This morning the Federal Circuit issued one precedential opinion in a patent case, one precedential opinion in a Armed Services Board of Contract Appeals case, one nonprecedential opinion in a Court of Federal Claims case, one nonprecedential order in a patent case, and one precedential erratum. Here are the introductions to the opinions.

Koninklijke KPN N.V. v. Gemalto M2M GMBH (Precedential)

Plaintiff-Appellant Koninklijke KPN N.V. (KPN) owns U.S. Patent No. 6,212,662 (’662 patent). KPN sued Gemalto M2M GmbH, Gemalto Inc., Gemalto IOT LLC, TCL Communication Technology Holdings Limited, TCL Communication, Inc., TCT Mobile, Inc., TCT Mobile (US) Inc., TCT Mobile (US) Holdings, Inc., and Telit Wireless Solutions, Inc. (collectively “Appellees”) for infringement of the ’662 patent in the United States District Court for the District of Delaware. Appellees moved for judgment on the pleadings under Federal Rule of Civil Procedure 12(c) alleging that all four claims (claims 1–4) of the ’662 patent were ineligible under 35 U.S.C. § 101. The district court granted Appellees’ motion with respect to all four claims, concluding that the claims recite no more than mere abstract data manipulation operations, such as “reordering data and generating additional data.” J.A. 23. On appeal, KPN only challenges the district court’s ineligibility decision with respect to dependent claims 2–4. As to these appealed claims, we reverse. Rather than being merely directed to the abstract idea of data manipulation, these claims are directed to an improved check data generating device that enables a data transmission error detection system to detect a specific type of error that prior art systems could not.

Secretary of Defense v. Northrop Grumman Corp. (Precedential)

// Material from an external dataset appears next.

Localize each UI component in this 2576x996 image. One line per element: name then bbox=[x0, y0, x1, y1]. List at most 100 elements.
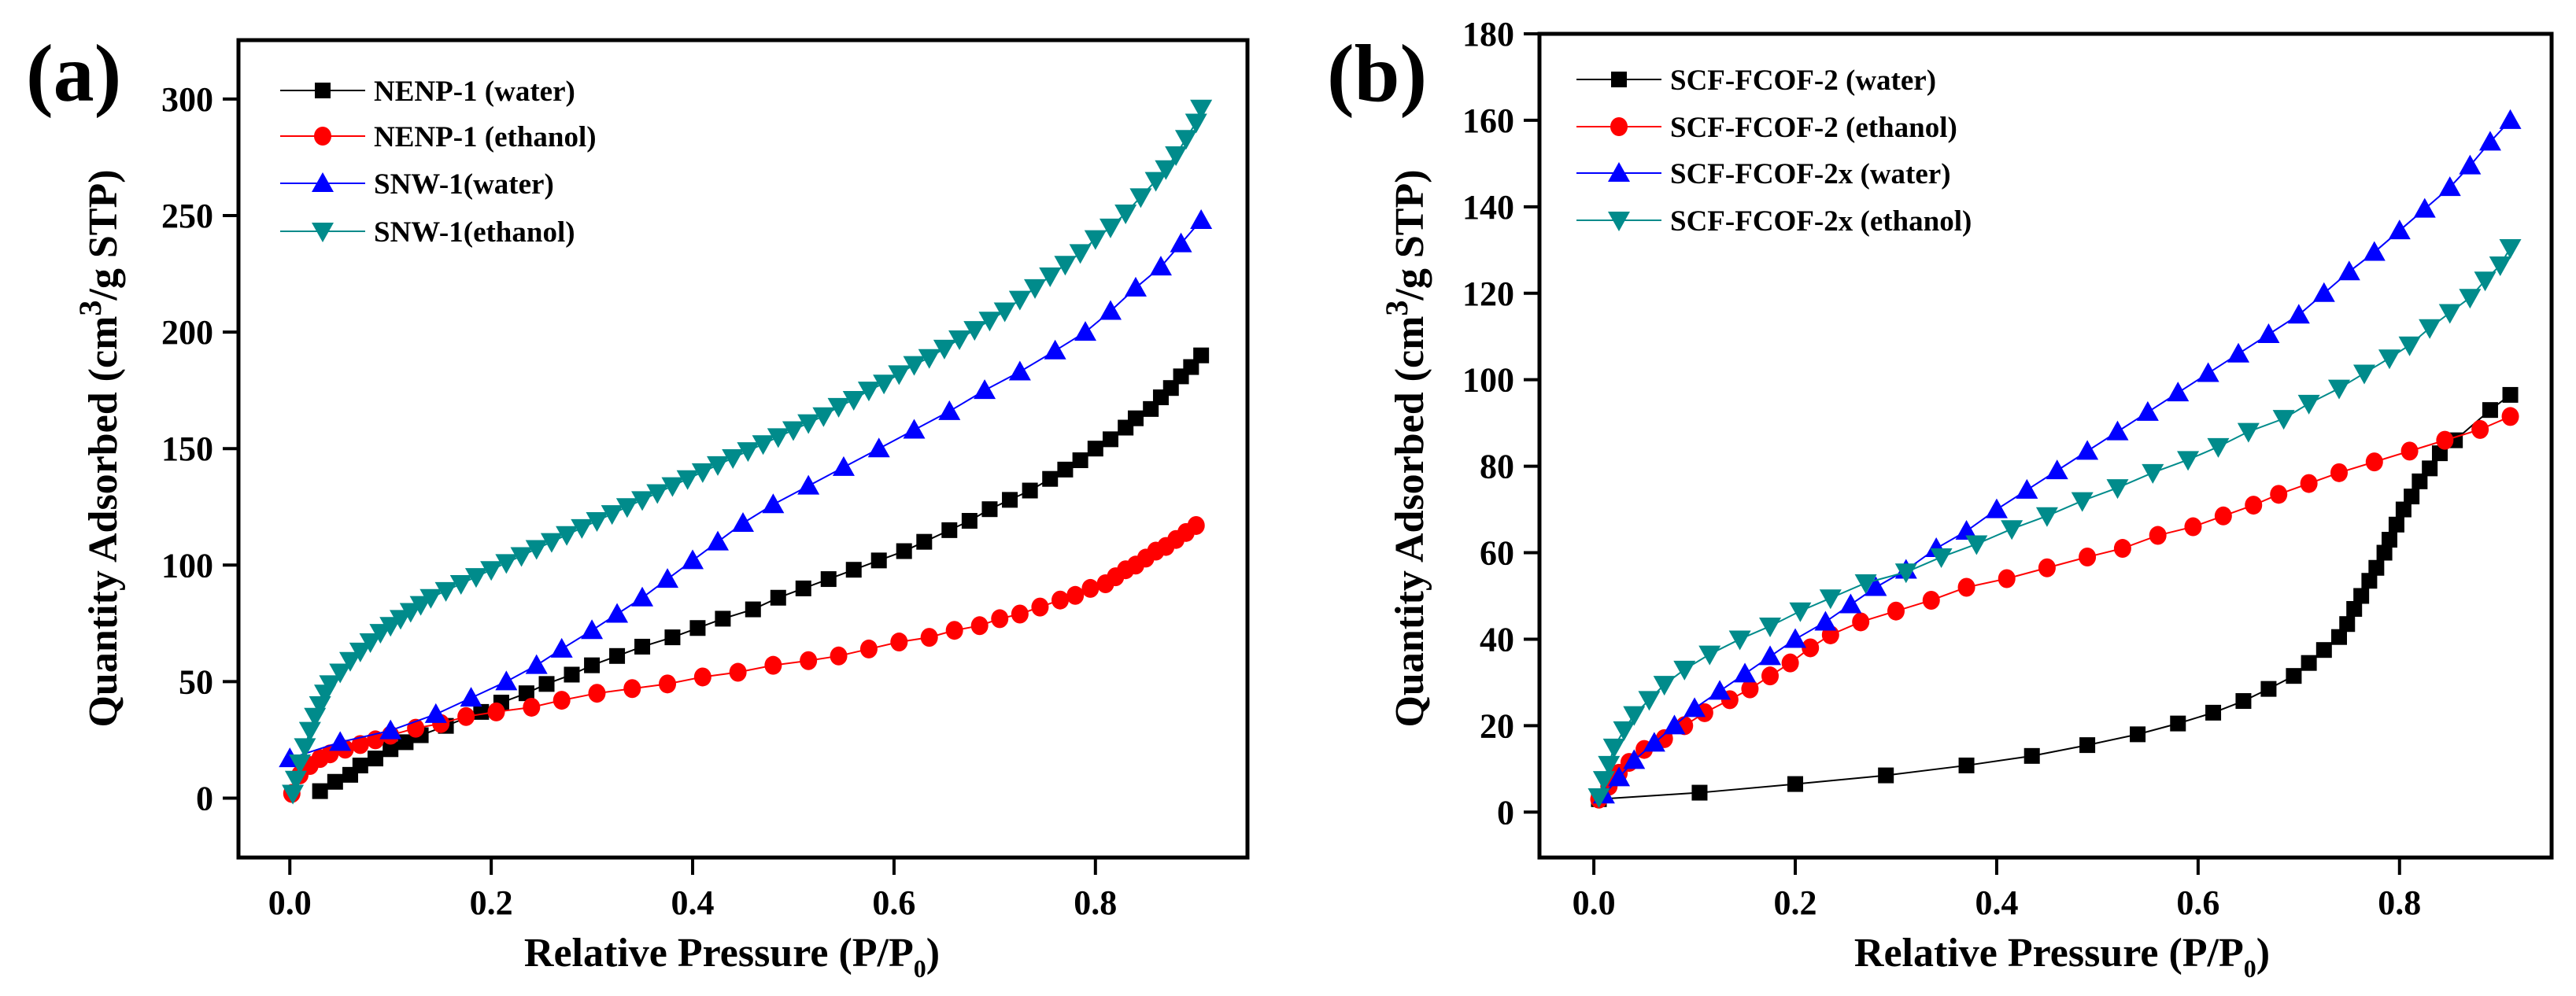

The Secretary of Defense appeals a final decision of the Armed Services Board of Contract Appeals finding that the United States Government improperly disallowed certain retirement benefits costs that Northrop Grumman Corporation asserts are eligible for reimbursement. Northrop Grumman Corporation conditionally cross-appeals the Armed Services Board of Contract Appeals’ finding that the retirement benefit costs are unallowable under the appli- cable regulations because they were calculated using an improper accounting method. Because substantial evidence supports the Armed Services Board of Contract Ap- peal’s finding that Northrop Grumman Corporation never claimed and will never claim any of the disputed retire- ment benefits, we affirm and do not reach the cross-appeal.

Pipes v. United States (Nonprecedential)

Captain Malcolm W. Pipes (“Pipes”) appeals from the final judgment of the United States Court of Federal Claims (“Claims Court”) granting Judgment on the Administrative Record to the United States on his complaint. Pipes v. United States, 139 Fed. Cl. 538 (2018). For the reasons set forth below, we reverse the Claims Court’s final judgment and remand with instructions to remand the case to the Air Force Board for Correction of Military Records for further assessment consistent with this opinion.

Fisher & Paykel Healthcare Ltd. v. Resmed Ltd. (Nonprecedential Order)

Appellee ResMed Limited (“ResMed”) moves to dismiss this appeal for lack of subject matter jurisdiction. Despite the title of its motion, ResMed appears to argue that appellant Fisher & Paykel Healthcare Limited (“Fisher”) lacks standing to maintain this appeal. We decline to rule on ResMed’s motion at this time, and instead defer ResMed’s motion until hearing from the parties at oral argument.


ResMed’s motion to dismiss is deferred until after oral argument, at which ResMed is instructed to appear and be prepared to argue the standing issue as well as the merits of Fisher’s appeal.

Montelongo v. OPM (Precedential Erratum)

Please make the following changes:
On page 5, line 7, after “widows,” “or widowers” is added. On page 5, line 11, “8842” is changed to “8442”.